Richard Bearman, leader of the Green group, said they would stand back from the vote as a result of Mr Nobbs' "ardent support for constructing the Northern Distributor Road, (NDR) a dual carriage way around the north side of Norwich, and the shambles of the content of the devolution agreement".
"Our objection is also to the content of the agreement," he added. "There is no mention at all of climate change, the biggest issue facing us this century."
Green leader Richard Bearman acknowledged his group's decision to abstain, which came just days after his party lost four Norwich City Council seats to Labour, would be "held against them by some".
But he said: "This is about the leadership of the county council and George Nobbs's showing on devolution, the NDR and pursuing central government cuts. And we feel the Norfolk Conservatives need to stand up and take responsibility for their own government's cuts."

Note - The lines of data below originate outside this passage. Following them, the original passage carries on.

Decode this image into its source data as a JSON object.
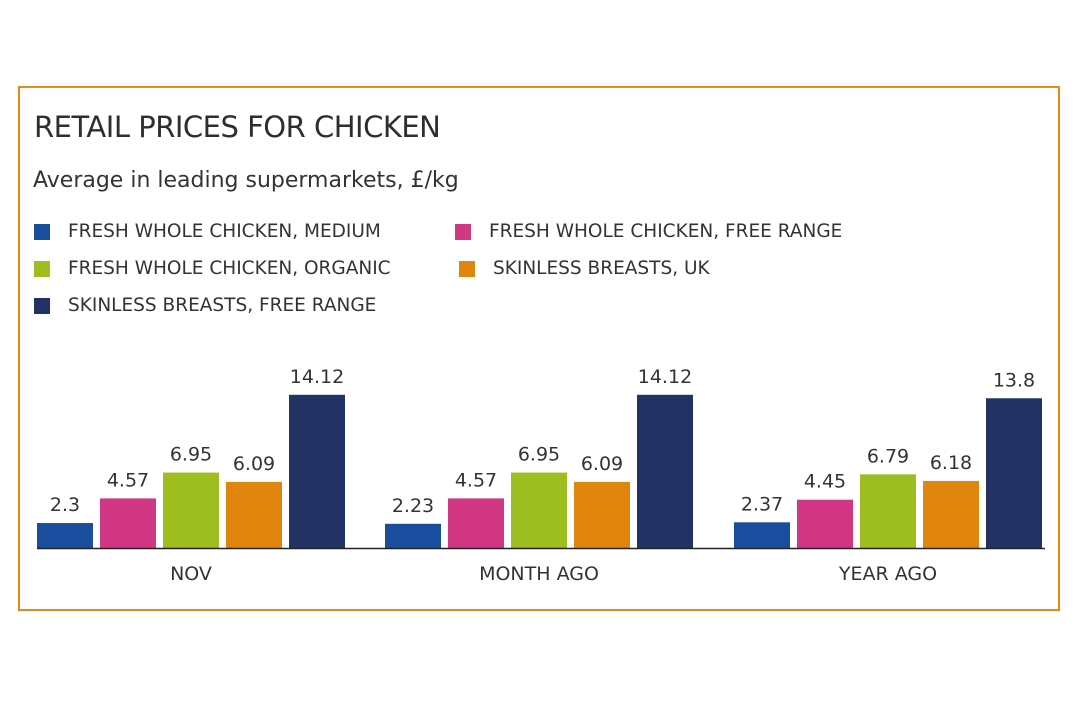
{
  "chart_data": {
    "type": "bar",
    "title": "RETAIL PRICES FOR CHICKEN",
    "subtitle": "Average in leading supermarkets, £/kg",
    "categories": [
      "NOV",
      "MONTH AGO",
      "YEAR AGO"
    ],
    "series": [
      {
        "name": "FRESH WHOLE CHICKEN, MEDIUM",
        "color": "#1b4d9e",
        "values": [
          2.3,
          2.23,
          2.37
        ],
        "labels": [
          "2.3",
          "2.23",
          "2.37"
        ]
      },
      {
        "name": "FRESH WHOLE CHICKEN, FREE RANGE",
        "color": "#d23783",
        "values": [
          4.57,
          4.57,
          4.45
        ],
        "labels": [
          "4.57",
          "4.57",
          "4.45"
        ]
      },
      {
        "name": "FRESH WHOLE CHICKEN, ORGANIC",
        "color": "#9dbe1e",
        "values": [
          6.95,
          6.95,
          6.79
        ],
        "labels": [
          "6.95",
          "6.95",
          "6.79"
        ]
      },
      {
        "name": "SKINLESS BREASTS, UK",
        "color": "#e0860e",
        "values": [
          6.09,
          6.09,
          6.18
        ],
        "labels": [
          "6.09",
          "6.09",
          "6.18"
        ]
      },
      {
        "name": "SKINLESS BREASTS, FREE RANGE",
        "color": "#233264",
        "values": [
          14.12,
          14.12,
          13.8
        ],
        "labels": [
          "14.12",
          "14.12",
          "13.8"
        ]
      }
    ],
    "legend": "top-left",
    "grid": false,
    "frame_color": "#e38a1a"
  }
}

He said: "We retain our seat on service Committees and will use our influence to get distinctive Green policies enacted."
"As the Green Party, we do not support austerity cuts to services, no matter which party is responsible at a national or local level. We don't support raiding vital service budgets to build roads, and we don't support the devolution agreement that isn't getting anything for Norfolk.
"As such, we couldn't vote for either the Labour-led Alliance with UKIP and the Lib Dems, and we couldn't vote for the Tories. Parties can't expect unqualified support from any other, they have to earn it. We have supported Labour in the past but they have consistently voted through austerity budgets and we can no longer support them. They have also, through the devolution deal, handed a very-likely Tory east Anglia Mayor power over the region."